Marsh noted that when she first bought her house in Corry in 1983, her interest rate was between 16-17%.
She mentioned that even then, people still bought houses, so she doesn’t believe that interest rates impeded buyers too much.
“In the 25 years that I’ve sold real estate, it has never been a seller’s market until now,” Marsh said. “All of a sudden, it became a seller’s market, and it’s slowly going back to a buyer’s market as you see the prices adjust down.”
This new turn comes with what she describes as a generational change, causing a higher turnover rate.
“Generationally, there’s a reason,” Marsh said. “This generation is instant gratification. If they want a house, they want what they want. They just go ahead and buy it or do it – it’s instant gratification. It’s not a negative, it’s just a different generation of how people are working through things. Those of us who are older and lived in our homes longer, we also kept jobs longer.”
Marsh said she believes remote work resulting from the pandemic caused a lot of change in the market as well, as people decided they wanted to downgrade, upgrade or not rent, after spending so much time in the house.
Rental prices are also on rapid rise, according to Marsh. She said at this point, renters are paying as much as they would on a mortgage, but those renting won’t see any of that money back as they might with an investment in real estate. Namely, buying a house could mean gaining equity.
“If you have a house that’s $200,000, and you only owe $125,000 on it, well guess what? That difference of $75,000 is what’s called equity,” Marsh said. “People sometimes use that to buy a car, and some people use that for their kids’ education. There are all sorts of things where you can be the bank for yourself. That’s why I would encourage a person to buy instead of rent.”
As far as renting though, Burlingame advises homeowners to only buy instead of rent if they plan to stay in the area for a while.
“People should buy a house as a primary family residence if they plan on being in place for at least five years,” Burlingame said. “Because when you factor in the interest you pay, the closing costs and all the expenses it takes to get into a house and get moved, even if you sell it for the same price, you’re going to be losing money until about five years go by, and you’re able to even out some of the charges you paid upfront and get some equity into the house.”
If someone still believes buying is the best option, the one thing Marsh said people shouldn’t do is go over their budget and over the price just because they want it. They may lose that equity if prices drop.
“You don’t want to over-purchase,” Marsh said. “If you can afford a house for $150,000, but you really like this one for $250,000, but the cost to purchase is so much more and it’s really what I like, well I understand that. I’d like to drive a jaguar, but I don’t, because I can’t afford it. It’s the same thing.”
Currently, Puckly said the average house price in Corry is around $130,000-$140,000 with outliers of $25,000 and about $500,000.

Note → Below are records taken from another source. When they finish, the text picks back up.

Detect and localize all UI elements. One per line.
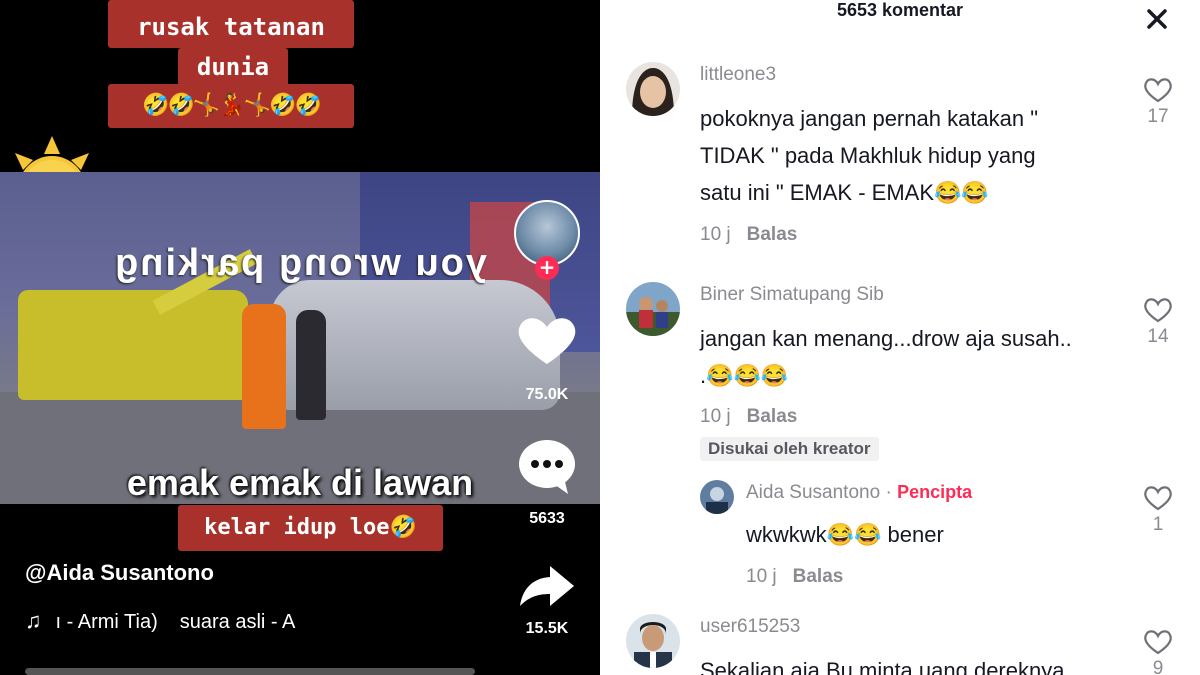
reply-button[interactable]: Balas bbox=[747, 224, 798, 245]
caption-bottom: kelar idup loe🤣 bbox=[178, 505, 443, 551]
caption-line-2: dunia bbox=[178, 48, 288, 86]
reply-button[interactable]: Balas bbox=[747, 406, 798, 427]
heart-outline-icon[interactable] bbox=[1138, 484, 1178, 512]
heart-outline-icon[interactable] bbox=[1138, 296, 1178, 324]
worker-figure bbox=[242, 304, 286, 429]
comment-text: wkwkwk😂😂 bener bbox=[746, 522, 944, 547]
caption-line-1: rusak tatanan bbox=[108, 0, 354, 48]
share-count: 15.5K bbox=[525, 620, 569, 637]
music-title-part1: ı - Armi Tia) bbox=[55, 611, 158, 633]
comment-meta: 10 j Balas bbox=[700, 224, 797, 246]
comment-username[interactable]: Biner Simatupang Sib bbox=[700, 284, 884, 306]
music-note-icon: ♫ bbox=[25, 608, 42, 633]
comment-like-count: 9 bbox=[1152, 658, 1164, 675]
creator-tag: Pencipta bbox=[897, 482, 973, 502]
share-icon[interactable] bbox=[510, 562, 584, 610]
liked-by-creator-badge: Disukai oleh kreator bbox=[700, 437, 879, 461]
avatar[interactable] bbox=[700, 480, 734, 514]
comment-time: 10 j bbox=[746, 566, 777, 587]
mirrored-overlay-text: you wrong parking bbox=[113, 242, 487, 284]
comments-title: 5653 komentar bbox=[836, 0, 964, 20]
avatar[interactable] bbox=[626, 62, 680, 116]
woman-figure bbox=[296, 310, 326, 420]
video-author[interactable]: @Aida Susantono bbox=[25, 560, 214, 586]
avatar[interactable] bbox=[626, 614, 680, 668]
comment-text: Sekalian aja Bu minta uang dereknya bbox=[700, 658, 1065, 675]
close-icon[interactable] bbox=[1142, 4, 1172, 34]
comment-username[interactable]: littleone3 bbox=[700, 64, 776, 86]
comment-username: Aida Susantono · Pencipta bbox=[746, 482, 973, 503]
video-player[interactable]: rusak tatanan dunia 🤣🤣🤸💃🤸🤣🤣 you wrong pa… bbox=[0, 0, 600, 675]
comment-username[interactable]: user615253 bbox=[700, 616, 800, 638]
comment-like-count: 1 bbox=[1152, 514, 1164, 535]
comment-text: pokoknya jangan pernah katakan " TIDAK "… bbox=[700, 106, 1039, 205]
comment-like-count: 17 bbox=[1147, 106, 1169, 127]
like-count: 75.0K bbox=[525, 386, 569, 403]
heart-outline-icon[interactable] bbox=[1138, 628, 1178, 656]
comments-panel: 5653 komentar littleone3 pokoknya jangan… bbox=[600, 0, 1200, 675]
comment-meta: 10 j Balas bbox=[700, 406, 797, 428]
avatar[interactable] bbox=[626, 282, 680, 336]
comment-count: 5633 bbox=[529, 510, 565, 527]
comment-text: jangan kan menang...drow aja susah.. .😂😂… bbox=[700, 326, 1072, 388]
follow-plus-icon[interactable]: + bbox=[535, 256, 559, 280]
caption-emoji-line: 🤣🤣🤸💃🤸🤣🤣 bbox=[108, 84, 354, 128]
reply-button[interactable]: Balas bbox=[793, 566, 844, 587]
comment-like-count: 14 bbox=[1147, 326, 1169, 347]
heart-icon[interactable] bbox=[510, 312, 584, 368]
comment-icon[interactable] bbox=[510, 438, 584, 496]
comment-time: 10 j bbox=[700, 406, 731, 427]
heart-outline-icon[interactable] bbox=[1138, 76, 1178, 104]
comment-meta: 10 j Balas bbox=[746, 566, 843, 588]
music-title-part2: suara asli - A bbox=[179, 611, 296, 633]
comment-time: 10 j bbox=[700, 224, 731, 245]
creator-separator: · bbox=[885, 482, 892, 503]
video-progress-bar[interactable] bbox=[25, 668, 475, 675]
tow-truck bbox=[18, 290, 248, 400]
music-info[interactable]: ♫ ı - Armi Tia) suara asli - A bbox=[25, 608, 295, 634]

With so many unknowns to some buyers, including more raises in interest rates on the horizon, Burlingame and Marsh both agreed that having a real estate agent is advantageous. So, when cutting corners, keep in mind that a “for sale by owner” may not be the best option.
Marsh said the value of a realtor goes beyond just finding someone a buyer – it’s driving people around for weeks or months, working with the buyer to find the best fit.
“If you don’t want to pay a commission, I understand that,” Marsh said. “But then I don’t have a fiduciary duty to help if you’re not going to pay me to.”
Marsh said that even if she gives someone the contract, they often don’t know what to do with it and end up spending a large sum of money paying an attorney to write it.
“Their attorney is going to charge them billable hours to write the contract but won’t follow through on the contract with inspections, appraisal and taking it to settlement,” Marsh said. “That’s where I think it’s important to have a licensed real estate agent help you through that process, especially as a first-time home buyer.”